Les grands auteurs ne meurent qu'une fois, lorsqu'ils quittent leur vie terrestre. Ils continuent à vivre tant que leurs oeuvres continuent à être lues et appréciées. Mais il y en a, grands auteurs eux-aussi, qui, ayant eu le bonheur d'être célébrés de leur vivant, tombent dans l'oubli une fois morts, et doublement quand leurs oeuvres cessent d'être publiées.
C'est un peu ce qui est arrivé à
Georges-Emmanuel Clancier (1914-2018), un de nos plus grands serviteurs de la littérature française. Auteur d'une monumentale histoire de la poésie française (1953-1963) et poète lui-même, on lui doit au moins deux chefs-d'oeuvre romanesques : La tétralogie le Pain noir (1956-1961) et
L'Eternité plus un jour(1969). Un auteur et une oeuvre à redécouvrir d'urgence.
Pour ma part, quand j'ai lu
L'Eternité plus un jour, j'avais une vingtaine d'années. Autant dire que je n'avais pas de mal à m'identifier à ces héros qui avaient le même âge que moi - à une autre époque, toutefois.
L'Eternité plus un jour est un roman attachant à plus d'un titre. C'est d'abord un roman sur l'adolescence, et plus encore sur les rêves forgés à cet âge, avec leur corollaire, ce qu'il en advient une fois adulte. Et quand cette transition entre adolescence et âge adulte coïncide avec une période troublée par la guerre, l'Occupation, la Résistance, la Déportation, les rêves, forcément, se fragilisent et parfois se fracassent.
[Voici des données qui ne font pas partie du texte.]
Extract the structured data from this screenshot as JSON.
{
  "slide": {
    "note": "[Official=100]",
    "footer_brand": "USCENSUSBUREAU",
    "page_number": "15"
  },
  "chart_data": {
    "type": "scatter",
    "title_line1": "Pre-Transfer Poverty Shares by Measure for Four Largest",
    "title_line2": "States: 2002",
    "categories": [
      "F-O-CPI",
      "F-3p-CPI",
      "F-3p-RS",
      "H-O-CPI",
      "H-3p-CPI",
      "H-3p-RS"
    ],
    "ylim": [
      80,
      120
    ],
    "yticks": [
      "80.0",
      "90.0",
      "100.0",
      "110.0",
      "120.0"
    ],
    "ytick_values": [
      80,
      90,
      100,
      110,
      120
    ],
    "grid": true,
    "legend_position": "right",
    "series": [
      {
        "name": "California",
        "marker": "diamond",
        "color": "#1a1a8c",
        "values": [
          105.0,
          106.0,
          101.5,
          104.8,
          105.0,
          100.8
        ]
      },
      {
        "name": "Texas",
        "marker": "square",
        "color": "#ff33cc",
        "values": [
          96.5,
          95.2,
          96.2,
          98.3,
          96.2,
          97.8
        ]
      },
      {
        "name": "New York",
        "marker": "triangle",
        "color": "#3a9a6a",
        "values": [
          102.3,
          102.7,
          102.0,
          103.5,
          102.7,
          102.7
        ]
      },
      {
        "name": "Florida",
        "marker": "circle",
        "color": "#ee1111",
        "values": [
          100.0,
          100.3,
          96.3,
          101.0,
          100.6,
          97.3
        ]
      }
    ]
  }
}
Reste l'amour. Et les enfants sont là pour reprendre la suite, et d'une certaine façon panser les blessures de la génération précédente.
L'histoire raconte le destin de deux couples d'adolescents, Henri et Elisabeth, réunis par la passion (brûlante) du théâtre, François et Hélène par celle de la psychiatrie. Autour de ce quatuor infiniment attachant, évolue une nuée de personnages secondaires qui eux aussi retiennent l'attention : André Couderc, le quincailler, amateur de jeux de mots mais écorché vif dans sa vie sentimentale (j'avais beaucoup aimé ce personnage dans lequel je me reconnaissais), les Russes Serge et Nicolas que la politique dressait l'un contre l'autre, leur soeur Théo, devenue folle après une déception amoureuse...
L'Eternité plus un jour rejoint ces grands romans qui à l'occasion des grands cataclysmes que sont les guerres, les catastrophes, font la part de la petite histoire dans la grande, quand les destinées individuelles essayent de surnager dans la grande tourmente, et finissent par y arriver parce que, d'une certaine façon, c'est la vie qui a le dernier mot.
Relire
Georges-Emmanuel Clancier est un bon service à lui rendre, il le mérite grandement. Et vous, vous n'aurez pas perdu votre temps, vous aurez eu un beau, un grand moment de lecture.